All my life, grams had been protective over me, and I knew that she would be until the end. I loved her for that. However, it was hard for me to even talk to her ever since she advised me to stay away from Michael. I pretended to be very busy at work to avoid talking to her. I hated the fact that she wouldn't believe me when I told her that Michael's presence in my life wouldn't cause me any harm. I hated the fact that she couldn't trust me enough to believe me when I explained her how alive he made me feel, how every parcel of my body and mind were at ease when he was near me: he was the medication to my bruised mind and heart, for he could make the pain go away just by being by my side.

But this, my grandmother couldn't see. The only thing she focused on was how it physically impacted me, how bad the fainting was, and how long it took me to wake up after it happened. I wished she understood better how minimal this was compared to the way Michael made me feel inside.

The sound of the front door being opened caught my attention. Soon enough, Carl came in, as I was still sitting on the floor by the stairs. I didn't budge, and just stayed there. I didn't find the strength to just stand on my feet.

"Brit, is everything okay?" Carl asked me, concern filling his voice as he jogged towards me once he spotted me. "Are you feeling dizzy? Or is it another headache?" he wondered, squatting just in front of me.

"I'm okay," I lied, shaking my head.

"You're lying, I can tell. What's wrong?" he asked, as he sat by my side, his coat and shoes still on. He put his hand on my forehead to check if I had a fever, and took my pulse with a finger on my wrist. "Is your head spinning?"

"Carl, really I'm fine," I reassured him, swatting his hand away from my face. "I was just sitting... there," I said, not able to find a reason why I was sitting on the floor.

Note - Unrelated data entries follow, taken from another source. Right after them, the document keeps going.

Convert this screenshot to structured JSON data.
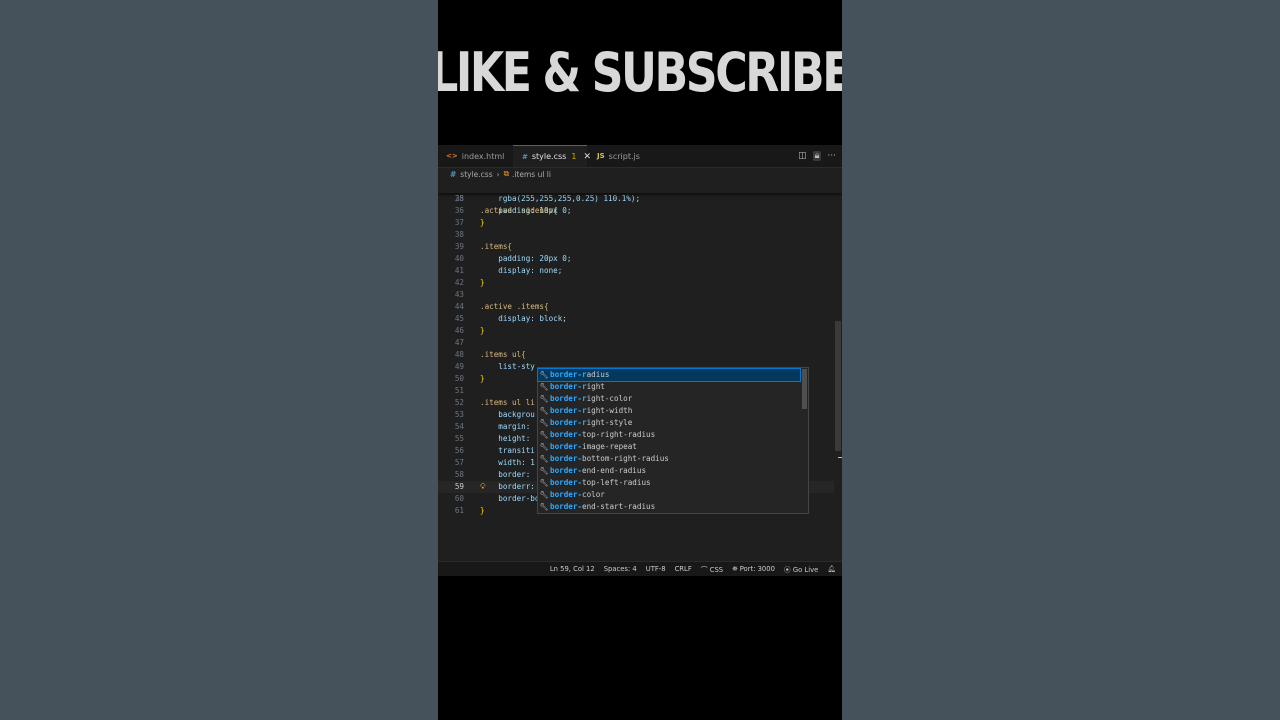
{
  "banner": {
    "text": "LIKE & SUBSCRIBE"
  },
  "tabs": [
    {
      "icon": "<>",
      "label": "index.html",
      "active": false
    },
    {
      "icon": "#",
      "label": "style.css",
      "badge": "1",
      "close": "✕",
      "active": true
    },
    {
      "icon": "JS",
      "label": "script.js",
      "active": false
    }
  ],
  "tab_actions": {
    "split": "split-editor-icon",
    "lock": "lock-icon",
    "more": "···"
  },
  "breadcrumb": {
    "file": "style.css",
    "symbol": ".items ul li"
  },
  "editor": {
    "sticky": {
      "num": "28",
      "text": ".active .sidenav{"
    },
    "lines": [
      {
        "num": "35",
        "text": "    rgba(255,255,255,0.25) 110.1%);"
      },
      {
        "num": "36",
        "text": "    padding: 10px 0;"
      },
      {
        "num": "37",
        "text": "}"
      },
      {
        "num": "38",
        "text": ""
      },
      {
        "num": "39",
        "text": ".items{"
      },
      {
        "num": "40",
        "text": "    padding: 20px 0;"
      },
      {
        "num": "41",
        "text": "    display: none;"
      },
      {
        "num": "42",
        "text": "}"
      },
      {
        "num": "43",
        "text": ""
      },
      {
        "num": "44",
        "text": ".active .items{"
      },
      {
        "num": "45",
        "text": "    display: block;"
      },
      {
        "num": "46",
        "text": "}"
      },
      {
        "num": "47",
        "text": ""
      },
      {
        "num": "48",
        "text": ".items ul{"
      },
      {
        "num": "49",
        "text": "    list-sty"
      },
      {
        "num": "50",
        "text": "}"
      },
      {
        "num": "51",
        "text": ""
      },
      {
        "num": "52",
        "text": ".items ul li"
      },
      {
        "num": "53",
        "text": "    backgrou"
      },
      {
        "num": "54",
        "text": "    margin: "
      },
      {
        "num": "55",
        "text": "    height: "
      },
      {
        "num": "56",
        "text": "    transiti"
      },
      {
        "num": "57",
        "text": "    width: 1"
      },
      {
        "num": "58",
        "text": "    border: "
      },
      {
        "num": "59",
        "text": "    borderr: 1px solid rgba(255, 255, 255, 0.2);"
      },
      {
        "num": "60",
        "text": "    border-bottom: 1px solid rgba(255, 255, 255, 0.2);"
      },
      {
        "num": "61",
        "text": "}"
      }
    ]
  },
  "suggestions": [
    {
      "match": "border-r",
      "rest": "adius",
      "selected": true
    },
    {
      "match": "border-r",
      "rest": "ight"
    },
    {
      "match": "border-r",
      "rest": "ight-color"
    },
    {
      "match": "border-r",
      "rest": "ight-width"
    },
    {
      "match": "border-r",
      "rest": "ight-style"
    },
    {
      "match": "border-",
      "rest": "top-right-radius"
    },
    {
      "match": "border-",
      "rest": "image-repeat"
    },
    {
      "match": "border-",
      "rest": "bottom-right-radius"
    },
    {
      "match": "border-",
      "rest": "end-end-radius"
    },
    {
      "match": "border-",
      "rest": "top-left-radius"
    },
    {
      "match": "border-",
      "rest": "color"
    },
    {
      "match": "border-",
      "rest": "end-start-radius"
    }
  ],
  "status": {
    "position": "Ln 59, Col 12",
    "spaces": "Spaces: 4",
    "encoding": "UTF-8",
    "eol": "CRLF",
    "language": "CSS",
    "port": "Port: 3000",
    "golive": "Go Live"
  },
  "colors": {
    "accent": "#0078d4",
    "background": "#45525b",
    "editor": "#1f1f1f"
  }
}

"What happened around here? It looks like a tornado destroyed everything while I was gone," he commented, as he took a closer look to the messy apartment he came in.

"I was looking for something," I evasively answered.

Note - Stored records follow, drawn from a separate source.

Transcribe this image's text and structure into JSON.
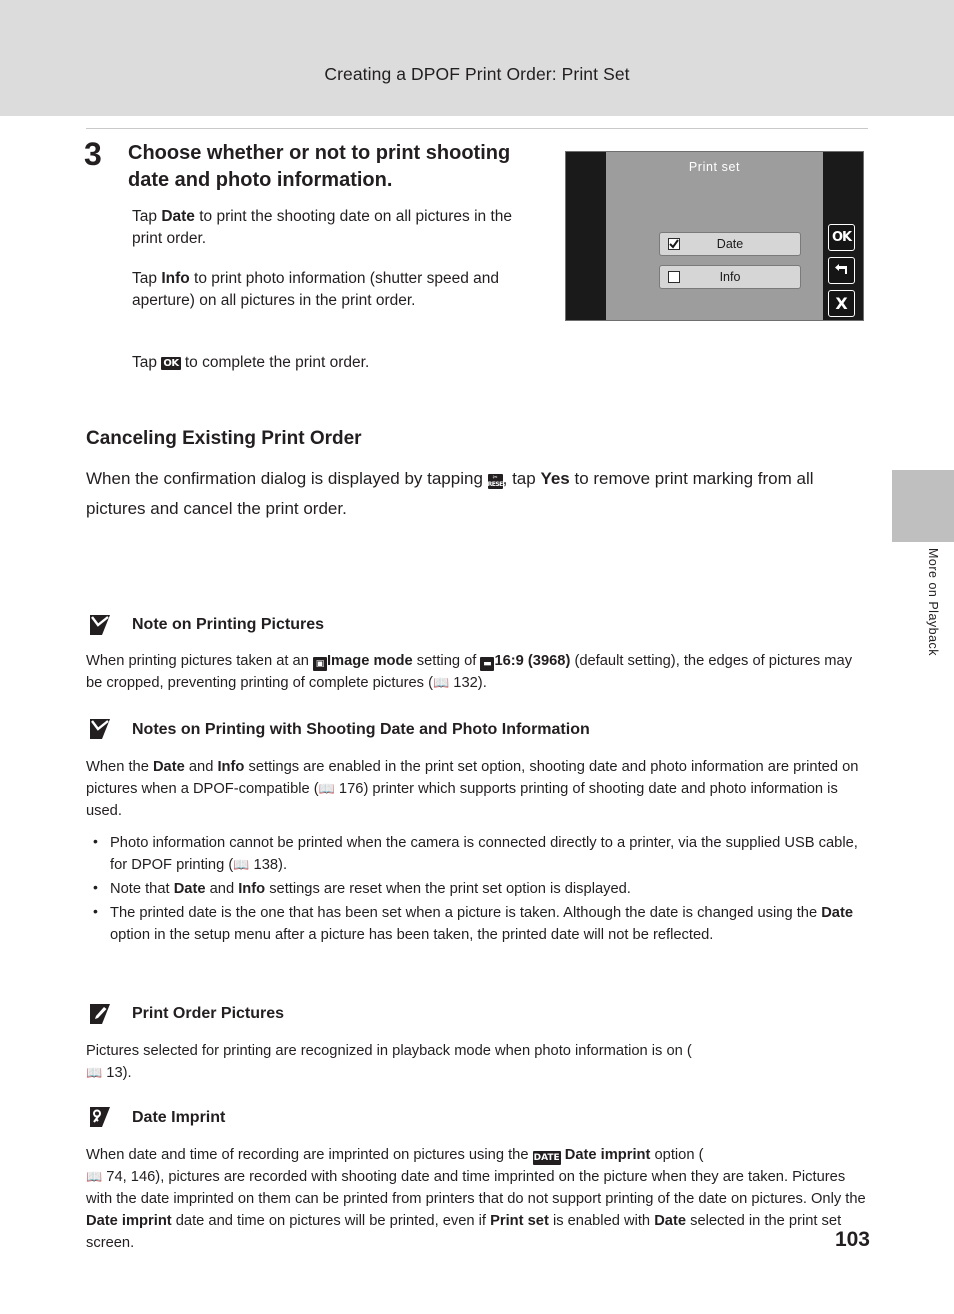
{
  "header": {
    "title": "Creating a DPOF Print Order: Print Set"
  },
  "step": {
    "number": "3",
    "heading": "Choose whether or not to print shooting date and photo information.",
    "p1_pre": "Tap ",
    "p1_bold": "Date",
    "p1_post": " to print the shooting date on all pictures in the print order.",
    "p2_pre": "Tap ",
    "p2_bold": "Info",
    "p2_post": " to print photo information (shutter speed and aperture) on all pictures in the print order.",
    "p3_pre": "Tap ",
    "p3_icon": "OK",
    "p3_post": " to complete the print order."
  },
  "screen": {
    "title": "Print set",
    "date_label": "Date",
    "info_label": "Info",
    "date_checked": true,
    "info_checked": false,
    "btn_ok": "OK",
    "btn_back": "back-arrow-icon",
    "btn_cancel": "X"
  },
  "canceling": {
    "title": "Canceling Existing Print Order",
    "pre": "When the confirmation dialog is displayed by tapping ",
    "icon": "RESET",
    "mid": ", tap ",
    "bold": "Yes",
    "post": " to remove print marking from all pictures and cancel the print order."
  },
  "side_tab": {
    "label": "More on Playback"
  },
  "notes": [
    {
      "id": "note-printing-pictures",
      "icon": "caution-icon",
      "title": "Note on Printing Pictures",
      "body_1": "When printing pictures taken at an ",
      "body_icon_1": "image-mode-icon",
      "body_bold_1": "Image mode",
      "body_2": " setting of ",
      "body_icon_2": "ratio-icon",
      "body_bold_2": "16:9 (3968)",
      "body_3": " (default setting), the edges of pictures may be cropped, preventing printing of complete pictures (",
      "ref": "132",
      "body_4": ")."
    },
    {
      "id": "note-printing-date-info",
      "icon": "caution-icon",
      "title": "Notes on Printing with Shooting Date and Photo Information",
      "body_1": "When the ",
      "bold_1": "Date",
      "body_2": " and ",
      "bold_2": "Info",
      "body_3": " settings are enabled in the print set option, shooting date and photo information are printed on pictures when a DPOF-compatible (",
      "ref": "176",
      "body_4": ") printer which supports printing of shooting date and photo information is used.",
      "bullets": [
        {
          "t1": "Photo information cannot be printed when the camera is connected directly to a printer, via the supplied USB cable, for DPOF printing (",
          "ref": "138",
          "t2": ")."
        },
        {
          "t1": "Note that ",
          "b1": "Date",
          "t2": " and ",
          "b2": "Info",
          "t3": " settings are reset when the print set option is displayed."
        },
        {
          "t1": "The printed date is the one that has been set when a picture is taken. Although the date is changed using the ",
          "b1": "Date",
          "t2": " option in the setup menu after a picture has been taken, the printed date will not be reflected."
        }
      ]
    },
    {
      "id": "note-print-order-pictures",
      "icon": "pencil-icon",
      "title": "Print Order Pictures",
      "body_1": "Pictures selected for printing are recognized in playback mode when photo information is on (",
      "ref": "13",
      "body_2": ")."
    },
    {
      "id": "note-date-imprint",
      "icon": "key-icon",
      "title": "Date Imprint",
      "body_1": "When date and time of recording are imprinted on pictures using the ",
      "icon_inline": "date-imprint-icon",
      "bold_1": "Date imprint",
      "body_2": " option (",
      "ref": "74, 146",
      "body_3": "), pictures are recorded with shooting date and time imprinted on the picture when they are taken. Pictures with the date imprinted on them can be printed from printers that do not support printing of the date on pictures. Only the ",
      "bold_2": "Date imprint",
      "body_4": " date and time on pictures will be printed, even if ",
      "bold_3": "Print set",
      "body_5": " is enabled with ",
      "bold_4": "Date",
      "body_6": " selected in the print set screen."
    }
  ],
  "page_number": "103"
}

"Did you find that something?" My boss curiously asked.

"No," I exhaled loudly. "All of this mess for nothing."

Silence filled the room, but I felt Carl's stare on me. He was obviously studying my demeanor and body language. He was always good at it.

"I can see there's something else. You look sadder than usual," he noticed. "Talk to me, Hale."

I sighed heavily once again, as tears started to well-up in my eyes, "Michael called again. I... I just miss him," I simply yet painfully admitted.

"Why do you keep avoiding him, then? Was he a douche to you? Do you want me to take care of him?"

I snorted, as a tear fell from my left eye, "You're silly," I said, as I looked in his direction. "He wasn't a douche to me."

"Then what's the problem?" he asked with a frown and a sad look on his face. "Please, don't cry. I hate to see you cry."

"It's complicated," I told him with yet another sigh, and looked back at him.

It was obvious that Carl cared for me, and that he was worried about my health issues. Through the days, he showed me that protective side of him, and I was happy I got to discover more about him day after days. The atmosphere around the loft wasn't heavy or cold anymore, because he brought with him a bit a warmth. Thanks to him, I was feeling safe in my own home.